Pero aquí, allí, en toda España, hay algo común que deslumbra; el cielo de nuestras noches de estío. Cuando levantamos los ojos y descubrimos los astros innumerables tachonando lo infinito, sentimos no tener alas para volar hasta esos abismos de vida poblados de mundos, cuyas armonías quisiéramos oír como vemos sus divinos resplandores. La tinta azul oscura que la noche extiende en los espacios, parece destinada a que resalten las infinitas luminarias y su continuo centelleo. Unas tienen color de oro, otras color de luna, muchas reflejos rojizos; éstas de verdaderos soles aspecto; aquéllas la indecisión de gasas trasparentes o la brevedad de cónicos gérmenes, todos la vida de la luz, alma del Universo, la cual, por etérea, por pura, por impalpable, se aproxima al ser y esencia de la idea. ¡Cuántas veces el pensamiento vuela entre esos planetas, esos mundos, esos soles para recoger su impalpable sustancia como la tenue mariposa vuela entre las flores para recoger en las tenues alas sus matices y bañarse en sus deliciosos aromas! Noches de Junio, en que la primavera se despide y envía sus últimos suspiros; en que el ruiseñor, criados ya sus polluelos, se calla y exhala sus últimos gorjeos; en que el calor comienza a encender la tierra y el relampagueo de la exuberante electricidad a centellear por los rojizos horizontes; en que las rosas levantan el incienso de sus más delicados perfumes, y las fajas blanquecinas de la vía láctea, comienzan a rayar en la bóveda celeste; ¡cuánto amor y cuánta poesía se encierran en tus misterios y en tus sombras!

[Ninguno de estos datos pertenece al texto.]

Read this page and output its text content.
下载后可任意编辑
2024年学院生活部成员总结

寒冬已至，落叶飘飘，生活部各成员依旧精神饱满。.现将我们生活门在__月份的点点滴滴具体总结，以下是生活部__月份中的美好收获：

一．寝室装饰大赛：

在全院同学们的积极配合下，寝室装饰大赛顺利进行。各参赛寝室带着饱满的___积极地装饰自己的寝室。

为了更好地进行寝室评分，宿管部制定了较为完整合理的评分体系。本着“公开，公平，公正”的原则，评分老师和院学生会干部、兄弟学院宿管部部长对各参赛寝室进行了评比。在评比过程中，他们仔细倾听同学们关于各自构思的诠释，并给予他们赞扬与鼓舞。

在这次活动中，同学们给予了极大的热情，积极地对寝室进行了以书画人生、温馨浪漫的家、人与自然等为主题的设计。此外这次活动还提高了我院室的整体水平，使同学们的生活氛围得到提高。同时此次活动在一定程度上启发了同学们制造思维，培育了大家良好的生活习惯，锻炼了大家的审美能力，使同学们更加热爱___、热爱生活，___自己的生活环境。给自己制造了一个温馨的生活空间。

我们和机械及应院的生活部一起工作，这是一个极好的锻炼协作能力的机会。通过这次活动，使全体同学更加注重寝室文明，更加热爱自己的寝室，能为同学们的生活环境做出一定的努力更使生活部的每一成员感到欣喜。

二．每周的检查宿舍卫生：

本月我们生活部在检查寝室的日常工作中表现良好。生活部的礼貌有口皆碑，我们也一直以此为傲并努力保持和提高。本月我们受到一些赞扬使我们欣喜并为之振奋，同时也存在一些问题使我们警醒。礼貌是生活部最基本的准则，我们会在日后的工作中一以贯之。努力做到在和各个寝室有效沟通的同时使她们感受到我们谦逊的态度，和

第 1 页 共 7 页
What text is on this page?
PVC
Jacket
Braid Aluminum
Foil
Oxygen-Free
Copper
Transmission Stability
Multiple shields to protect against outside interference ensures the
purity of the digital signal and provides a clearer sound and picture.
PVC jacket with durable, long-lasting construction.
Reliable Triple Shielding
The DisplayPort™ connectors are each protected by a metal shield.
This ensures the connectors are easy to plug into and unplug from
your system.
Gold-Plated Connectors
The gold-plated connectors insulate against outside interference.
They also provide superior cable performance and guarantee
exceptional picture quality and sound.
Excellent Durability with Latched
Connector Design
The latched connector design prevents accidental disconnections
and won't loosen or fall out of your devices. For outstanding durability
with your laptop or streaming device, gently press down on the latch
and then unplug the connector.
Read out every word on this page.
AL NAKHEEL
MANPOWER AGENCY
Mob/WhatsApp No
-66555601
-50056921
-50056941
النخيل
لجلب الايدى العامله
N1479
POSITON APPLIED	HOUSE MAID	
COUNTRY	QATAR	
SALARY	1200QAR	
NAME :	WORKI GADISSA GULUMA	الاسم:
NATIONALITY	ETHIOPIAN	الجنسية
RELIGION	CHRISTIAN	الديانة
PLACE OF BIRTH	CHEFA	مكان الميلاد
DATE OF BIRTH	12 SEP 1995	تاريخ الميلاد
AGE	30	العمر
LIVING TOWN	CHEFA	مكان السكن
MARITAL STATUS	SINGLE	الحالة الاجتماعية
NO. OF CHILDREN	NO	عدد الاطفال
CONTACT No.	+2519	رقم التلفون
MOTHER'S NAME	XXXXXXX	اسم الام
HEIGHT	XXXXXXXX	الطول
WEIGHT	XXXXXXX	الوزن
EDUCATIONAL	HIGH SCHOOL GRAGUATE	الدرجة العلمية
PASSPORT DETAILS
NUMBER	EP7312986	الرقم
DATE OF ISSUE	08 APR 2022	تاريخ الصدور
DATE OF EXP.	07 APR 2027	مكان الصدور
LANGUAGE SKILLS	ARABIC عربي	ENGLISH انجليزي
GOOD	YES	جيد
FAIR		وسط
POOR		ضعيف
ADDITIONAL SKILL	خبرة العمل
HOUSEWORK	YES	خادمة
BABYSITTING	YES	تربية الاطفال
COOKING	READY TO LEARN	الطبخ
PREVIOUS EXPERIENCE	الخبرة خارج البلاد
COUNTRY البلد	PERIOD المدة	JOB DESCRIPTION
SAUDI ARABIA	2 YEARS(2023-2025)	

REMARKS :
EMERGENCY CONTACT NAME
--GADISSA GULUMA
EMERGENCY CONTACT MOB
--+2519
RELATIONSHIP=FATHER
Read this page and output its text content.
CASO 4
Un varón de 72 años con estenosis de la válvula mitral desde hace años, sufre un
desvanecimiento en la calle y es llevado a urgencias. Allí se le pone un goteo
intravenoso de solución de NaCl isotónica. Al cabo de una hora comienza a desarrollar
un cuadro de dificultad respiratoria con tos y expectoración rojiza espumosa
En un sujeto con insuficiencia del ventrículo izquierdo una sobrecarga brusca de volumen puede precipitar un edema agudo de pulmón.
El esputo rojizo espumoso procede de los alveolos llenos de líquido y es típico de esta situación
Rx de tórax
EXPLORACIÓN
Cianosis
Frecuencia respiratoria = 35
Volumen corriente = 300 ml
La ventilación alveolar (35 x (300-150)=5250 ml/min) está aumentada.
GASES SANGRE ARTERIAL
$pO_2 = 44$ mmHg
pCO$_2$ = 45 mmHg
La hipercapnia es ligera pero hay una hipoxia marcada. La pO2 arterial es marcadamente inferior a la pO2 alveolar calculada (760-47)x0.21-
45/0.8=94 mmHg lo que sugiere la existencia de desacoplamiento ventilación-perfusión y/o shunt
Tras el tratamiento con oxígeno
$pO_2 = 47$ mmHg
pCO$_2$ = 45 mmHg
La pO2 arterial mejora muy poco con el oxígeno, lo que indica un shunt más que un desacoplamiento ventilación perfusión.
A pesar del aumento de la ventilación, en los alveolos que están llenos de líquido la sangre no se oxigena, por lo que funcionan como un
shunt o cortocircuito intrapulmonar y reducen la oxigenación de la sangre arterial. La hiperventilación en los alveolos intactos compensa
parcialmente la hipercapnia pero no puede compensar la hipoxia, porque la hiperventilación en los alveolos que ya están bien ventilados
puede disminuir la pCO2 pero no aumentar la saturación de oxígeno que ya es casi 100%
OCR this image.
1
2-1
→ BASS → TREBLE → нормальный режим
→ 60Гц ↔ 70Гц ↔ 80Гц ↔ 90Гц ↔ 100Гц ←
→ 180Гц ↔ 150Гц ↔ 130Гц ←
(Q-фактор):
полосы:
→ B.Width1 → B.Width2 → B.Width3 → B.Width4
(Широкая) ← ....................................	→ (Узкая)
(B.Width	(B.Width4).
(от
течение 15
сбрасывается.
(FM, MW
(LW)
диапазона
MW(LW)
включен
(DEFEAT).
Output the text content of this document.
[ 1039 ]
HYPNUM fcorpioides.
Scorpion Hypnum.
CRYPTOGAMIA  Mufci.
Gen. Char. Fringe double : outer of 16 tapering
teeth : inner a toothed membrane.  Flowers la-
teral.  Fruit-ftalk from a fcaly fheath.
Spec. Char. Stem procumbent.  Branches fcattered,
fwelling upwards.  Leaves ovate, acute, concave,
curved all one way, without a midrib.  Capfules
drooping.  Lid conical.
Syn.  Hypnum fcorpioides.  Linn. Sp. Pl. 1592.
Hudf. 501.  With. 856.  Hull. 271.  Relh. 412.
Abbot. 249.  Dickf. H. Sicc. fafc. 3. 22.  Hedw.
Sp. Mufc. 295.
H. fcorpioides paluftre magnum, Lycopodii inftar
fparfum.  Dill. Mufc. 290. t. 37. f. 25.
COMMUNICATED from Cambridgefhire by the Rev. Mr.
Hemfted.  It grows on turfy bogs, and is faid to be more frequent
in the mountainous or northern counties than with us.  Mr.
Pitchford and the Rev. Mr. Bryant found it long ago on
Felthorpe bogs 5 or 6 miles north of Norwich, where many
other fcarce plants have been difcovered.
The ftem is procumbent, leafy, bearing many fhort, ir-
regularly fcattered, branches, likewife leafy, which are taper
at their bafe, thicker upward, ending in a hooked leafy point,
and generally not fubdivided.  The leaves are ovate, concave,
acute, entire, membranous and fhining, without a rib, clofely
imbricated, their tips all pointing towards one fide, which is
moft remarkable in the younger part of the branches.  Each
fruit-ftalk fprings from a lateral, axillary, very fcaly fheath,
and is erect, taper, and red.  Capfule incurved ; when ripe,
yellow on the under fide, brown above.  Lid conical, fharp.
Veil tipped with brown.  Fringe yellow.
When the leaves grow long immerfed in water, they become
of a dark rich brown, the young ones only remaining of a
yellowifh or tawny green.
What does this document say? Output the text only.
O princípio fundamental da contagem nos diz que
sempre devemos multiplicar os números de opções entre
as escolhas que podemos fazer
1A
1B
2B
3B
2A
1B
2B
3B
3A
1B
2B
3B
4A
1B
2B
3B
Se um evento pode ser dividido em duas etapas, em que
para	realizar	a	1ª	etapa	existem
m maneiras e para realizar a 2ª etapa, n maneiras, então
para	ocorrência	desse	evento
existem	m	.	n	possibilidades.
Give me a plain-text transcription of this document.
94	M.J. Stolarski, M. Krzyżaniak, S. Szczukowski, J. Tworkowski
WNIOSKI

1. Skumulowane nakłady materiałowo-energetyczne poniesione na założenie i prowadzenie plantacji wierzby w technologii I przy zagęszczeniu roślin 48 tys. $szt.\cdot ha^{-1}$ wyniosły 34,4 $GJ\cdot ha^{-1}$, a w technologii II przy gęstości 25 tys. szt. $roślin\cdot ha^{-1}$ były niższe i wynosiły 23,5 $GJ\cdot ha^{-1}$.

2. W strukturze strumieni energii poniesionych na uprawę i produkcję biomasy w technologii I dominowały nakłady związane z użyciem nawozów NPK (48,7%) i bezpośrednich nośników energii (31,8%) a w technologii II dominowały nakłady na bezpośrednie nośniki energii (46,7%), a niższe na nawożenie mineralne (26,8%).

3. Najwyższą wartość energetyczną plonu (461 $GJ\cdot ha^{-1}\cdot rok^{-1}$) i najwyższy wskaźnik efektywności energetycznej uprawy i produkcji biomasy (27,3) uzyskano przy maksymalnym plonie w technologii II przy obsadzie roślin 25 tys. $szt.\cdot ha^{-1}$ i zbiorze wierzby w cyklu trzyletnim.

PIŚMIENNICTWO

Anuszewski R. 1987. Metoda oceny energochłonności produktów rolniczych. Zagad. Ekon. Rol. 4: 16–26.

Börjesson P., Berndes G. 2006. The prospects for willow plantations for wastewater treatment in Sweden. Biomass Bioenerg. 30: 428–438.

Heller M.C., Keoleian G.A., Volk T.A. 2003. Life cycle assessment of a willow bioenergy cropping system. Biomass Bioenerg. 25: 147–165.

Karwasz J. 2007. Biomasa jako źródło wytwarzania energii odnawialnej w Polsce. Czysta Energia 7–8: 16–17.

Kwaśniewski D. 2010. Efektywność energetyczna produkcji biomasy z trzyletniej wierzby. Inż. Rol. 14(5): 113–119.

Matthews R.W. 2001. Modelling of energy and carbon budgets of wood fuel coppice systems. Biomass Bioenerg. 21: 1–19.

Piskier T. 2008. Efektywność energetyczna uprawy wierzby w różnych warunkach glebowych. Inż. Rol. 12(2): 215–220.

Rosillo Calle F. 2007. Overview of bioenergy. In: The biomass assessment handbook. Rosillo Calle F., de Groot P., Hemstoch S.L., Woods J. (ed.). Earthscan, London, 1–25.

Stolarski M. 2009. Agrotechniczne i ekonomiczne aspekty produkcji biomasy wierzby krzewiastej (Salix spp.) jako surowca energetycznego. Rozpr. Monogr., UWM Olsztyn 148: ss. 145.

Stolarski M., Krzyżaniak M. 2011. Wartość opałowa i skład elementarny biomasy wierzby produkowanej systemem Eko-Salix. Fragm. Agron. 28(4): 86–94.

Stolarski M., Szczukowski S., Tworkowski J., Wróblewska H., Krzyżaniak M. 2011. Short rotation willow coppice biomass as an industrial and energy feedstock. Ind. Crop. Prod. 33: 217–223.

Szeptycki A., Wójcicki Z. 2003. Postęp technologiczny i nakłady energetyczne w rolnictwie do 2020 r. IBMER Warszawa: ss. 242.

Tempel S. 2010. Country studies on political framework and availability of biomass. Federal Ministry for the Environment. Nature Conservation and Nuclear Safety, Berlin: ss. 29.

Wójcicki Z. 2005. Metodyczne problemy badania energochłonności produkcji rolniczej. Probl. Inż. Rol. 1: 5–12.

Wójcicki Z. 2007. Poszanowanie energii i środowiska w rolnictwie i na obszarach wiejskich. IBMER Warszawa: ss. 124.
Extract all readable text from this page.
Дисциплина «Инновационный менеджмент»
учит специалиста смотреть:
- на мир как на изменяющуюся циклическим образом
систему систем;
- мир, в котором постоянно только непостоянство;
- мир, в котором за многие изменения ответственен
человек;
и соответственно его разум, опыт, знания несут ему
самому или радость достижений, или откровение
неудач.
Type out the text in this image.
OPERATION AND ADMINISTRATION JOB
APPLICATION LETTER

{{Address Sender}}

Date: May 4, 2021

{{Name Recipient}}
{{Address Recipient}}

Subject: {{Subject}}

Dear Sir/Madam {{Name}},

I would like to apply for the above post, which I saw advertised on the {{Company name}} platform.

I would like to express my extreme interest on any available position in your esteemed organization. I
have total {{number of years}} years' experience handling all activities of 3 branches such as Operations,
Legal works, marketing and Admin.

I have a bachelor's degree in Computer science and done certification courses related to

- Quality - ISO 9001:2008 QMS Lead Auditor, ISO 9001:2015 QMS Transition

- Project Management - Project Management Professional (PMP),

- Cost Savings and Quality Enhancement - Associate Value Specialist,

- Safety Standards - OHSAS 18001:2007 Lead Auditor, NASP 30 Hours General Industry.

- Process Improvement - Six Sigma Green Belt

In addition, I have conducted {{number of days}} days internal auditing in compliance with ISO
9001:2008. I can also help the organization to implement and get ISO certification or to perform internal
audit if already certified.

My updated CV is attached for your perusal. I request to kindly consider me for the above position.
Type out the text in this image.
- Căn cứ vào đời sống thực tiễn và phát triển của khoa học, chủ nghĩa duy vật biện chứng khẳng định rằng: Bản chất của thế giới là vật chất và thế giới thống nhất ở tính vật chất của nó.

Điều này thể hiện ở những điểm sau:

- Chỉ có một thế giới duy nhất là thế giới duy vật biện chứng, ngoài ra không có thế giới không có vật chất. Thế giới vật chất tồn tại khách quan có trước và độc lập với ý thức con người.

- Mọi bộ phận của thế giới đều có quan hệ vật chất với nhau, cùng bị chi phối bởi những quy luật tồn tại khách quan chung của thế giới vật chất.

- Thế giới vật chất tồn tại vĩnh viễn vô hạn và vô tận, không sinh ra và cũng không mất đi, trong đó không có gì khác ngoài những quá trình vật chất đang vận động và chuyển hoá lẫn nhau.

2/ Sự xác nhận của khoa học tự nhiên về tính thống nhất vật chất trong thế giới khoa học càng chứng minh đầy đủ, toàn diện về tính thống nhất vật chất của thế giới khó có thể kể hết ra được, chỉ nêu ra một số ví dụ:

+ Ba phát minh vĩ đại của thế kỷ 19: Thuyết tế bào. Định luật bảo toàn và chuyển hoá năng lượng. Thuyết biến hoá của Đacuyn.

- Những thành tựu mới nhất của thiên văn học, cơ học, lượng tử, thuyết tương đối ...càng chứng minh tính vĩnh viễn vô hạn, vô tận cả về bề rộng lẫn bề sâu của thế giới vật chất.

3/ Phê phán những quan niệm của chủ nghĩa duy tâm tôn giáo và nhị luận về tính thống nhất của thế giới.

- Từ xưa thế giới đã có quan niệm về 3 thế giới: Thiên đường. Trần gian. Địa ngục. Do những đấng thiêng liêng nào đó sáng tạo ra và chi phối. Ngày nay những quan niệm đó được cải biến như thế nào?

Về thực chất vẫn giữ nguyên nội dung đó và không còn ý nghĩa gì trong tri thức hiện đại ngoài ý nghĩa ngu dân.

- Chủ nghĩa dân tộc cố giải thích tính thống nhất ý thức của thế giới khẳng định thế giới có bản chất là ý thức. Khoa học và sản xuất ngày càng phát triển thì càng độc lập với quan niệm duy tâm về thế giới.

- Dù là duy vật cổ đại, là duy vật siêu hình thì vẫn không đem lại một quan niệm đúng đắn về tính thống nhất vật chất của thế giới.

Ricardo, que después de dejar a Micaela tan pagada de su felicidad, no se apartó un minuto de Jaime, cuya herida, tomada por mortal en los primeros momentos, perdía gravedad en el concepto de los médicos, a medida que se revelaba a su ciencia, Ricardo, decía, salióse a eso de las once en la noche de San Juan a dar un paseo por el Prado, y ver si había sucedido a la batalla del veintidós alguna animación. Madrid estaba, a la verdad, de triste luto y en profundo duelo. Los comerciantes se habían presentado pero apenas se habían presentado los compradores. Humeaba en la sartén el hirviente aceite; resplandecían colgados de las ramas los faroles; exhalaban las verdes albahacas sus aromas desde los rojos tiestos; lucian las botillerías sus frascos y los aguaduchos sus botijos, y los teatros ambulantes sus polichinelas, y los dioramas sus vistas, y los organillos sus sonatas, y los confiteros sus provisiones, y los acróbatas su agilidad, sin que el bullicioso Madrid, que por el Prado se esparce todos los años en semejante noche, corriera a participar de la nocturna fiesta y a henchirla con su inagotable alegría..Veíase por este apartamiento, por esta invencible tristeza, cómo había la población peleado en el combate y caído en el desastre.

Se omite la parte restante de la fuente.